The surprising ability of this movie to refrain from ever getting too generic with its jokes and plot developments is what keeps it enjoyable. The best example of this comes from the appearance of Elizabeth Shue, who plays herself in the best (and funniest) such appearance since Being John Malkovich. Describing her role in this film is hard to do without ruining some of the jokes, but suffice it to say that she is the unique ingredient in the mix that pushes this movie from “okay, kinda funny” to “good, at times hilarious.”

There are developments affecting Coogan’s character’s personal life that threaten to disrupt his resolve to finish his play, but in keeping with the light-hearted nature of the film they are not delved into too seriously. Rather, they are simply piled up as further examples of how this character is constantly shit upon, and Coogan reacts with the indifference of somebody who’s all too used to such occurrences.
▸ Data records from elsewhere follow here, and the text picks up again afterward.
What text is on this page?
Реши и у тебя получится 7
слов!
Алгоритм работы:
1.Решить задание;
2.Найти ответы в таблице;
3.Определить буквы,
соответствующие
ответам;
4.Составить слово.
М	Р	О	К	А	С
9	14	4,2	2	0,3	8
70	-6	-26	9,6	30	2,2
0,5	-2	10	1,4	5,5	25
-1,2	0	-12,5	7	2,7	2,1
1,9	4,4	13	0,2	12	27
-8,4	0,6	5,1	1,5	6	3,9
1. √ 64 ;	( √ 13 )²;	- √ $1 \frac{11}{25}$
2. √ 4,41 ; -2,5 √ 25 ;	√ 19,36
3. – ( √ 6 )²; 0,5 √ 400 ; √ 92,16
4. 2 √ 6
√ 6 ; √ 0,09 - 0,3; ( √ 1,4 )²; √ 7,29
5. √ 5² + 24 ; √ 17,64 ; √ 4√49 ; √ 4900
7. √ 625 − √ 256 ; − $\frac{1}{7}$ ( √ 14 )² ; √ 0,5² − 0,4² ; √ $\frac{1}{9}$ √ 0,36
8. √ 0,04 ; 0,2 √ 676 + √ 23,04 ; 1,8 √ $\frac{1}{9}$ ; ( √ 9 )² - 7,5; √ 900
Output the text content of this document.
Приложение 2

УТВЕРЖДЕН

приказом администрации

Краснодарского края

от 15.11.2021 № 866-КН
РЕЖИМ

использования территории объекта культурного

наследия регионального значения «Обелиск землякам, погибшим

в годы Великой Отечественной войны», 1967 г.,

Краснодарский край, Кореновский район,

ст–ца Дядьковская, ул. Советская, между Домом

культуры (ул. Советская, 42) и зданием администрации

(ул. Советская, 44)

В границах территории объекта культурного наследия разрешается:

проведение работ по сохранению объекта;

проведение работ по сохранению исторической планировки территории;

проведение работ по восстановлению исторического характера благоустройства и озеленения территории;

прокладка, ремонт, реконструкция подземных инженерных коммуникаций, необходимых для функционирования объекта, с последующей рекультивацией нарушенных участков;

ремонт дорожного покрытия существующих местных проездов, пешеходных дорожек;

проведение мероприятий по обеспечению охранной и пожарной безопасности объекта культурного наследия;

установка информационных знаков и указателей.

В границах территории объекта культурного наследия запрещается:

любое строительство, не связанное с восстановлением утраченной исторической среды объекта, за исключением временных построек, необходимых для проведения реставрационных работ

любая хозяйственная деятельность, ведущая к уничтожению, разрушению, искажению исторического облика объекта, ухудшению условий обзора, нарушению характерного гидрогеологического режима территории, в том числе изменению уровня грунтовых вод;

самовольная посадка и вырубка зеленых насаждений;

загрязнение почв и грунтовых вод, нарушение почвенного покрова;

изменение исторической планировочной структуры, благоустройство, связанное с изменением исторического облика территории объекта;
I find it admirable how this movie blatantly ignores the potential it has to offend its audience; in fact, at times it embraces it. Alcoholism is a serious disease, sure, but that doesn’t mean the way Coogan depicts a relapse isn’t funny. The play being produced goes to great lengths to offend just about everybody, particularly Christians, but it’s so over-the-top it’s hard to imagine anybody but those who take themselves way too seriously finding genuine offense in it. And even among those, I bet they have a hard time getting “Rock Me Sexy, Jesus” (the play’s big musical number) out of their heads, whether they see the humor in it or not.

Comments (1)

1 Response to “Five Summer Comedies”:

  • They apparently spoofed Pineapple Express on SNL when James Franco hosted on Saturday. It was kinda dumb. SNL has had two bad shows to start off the season.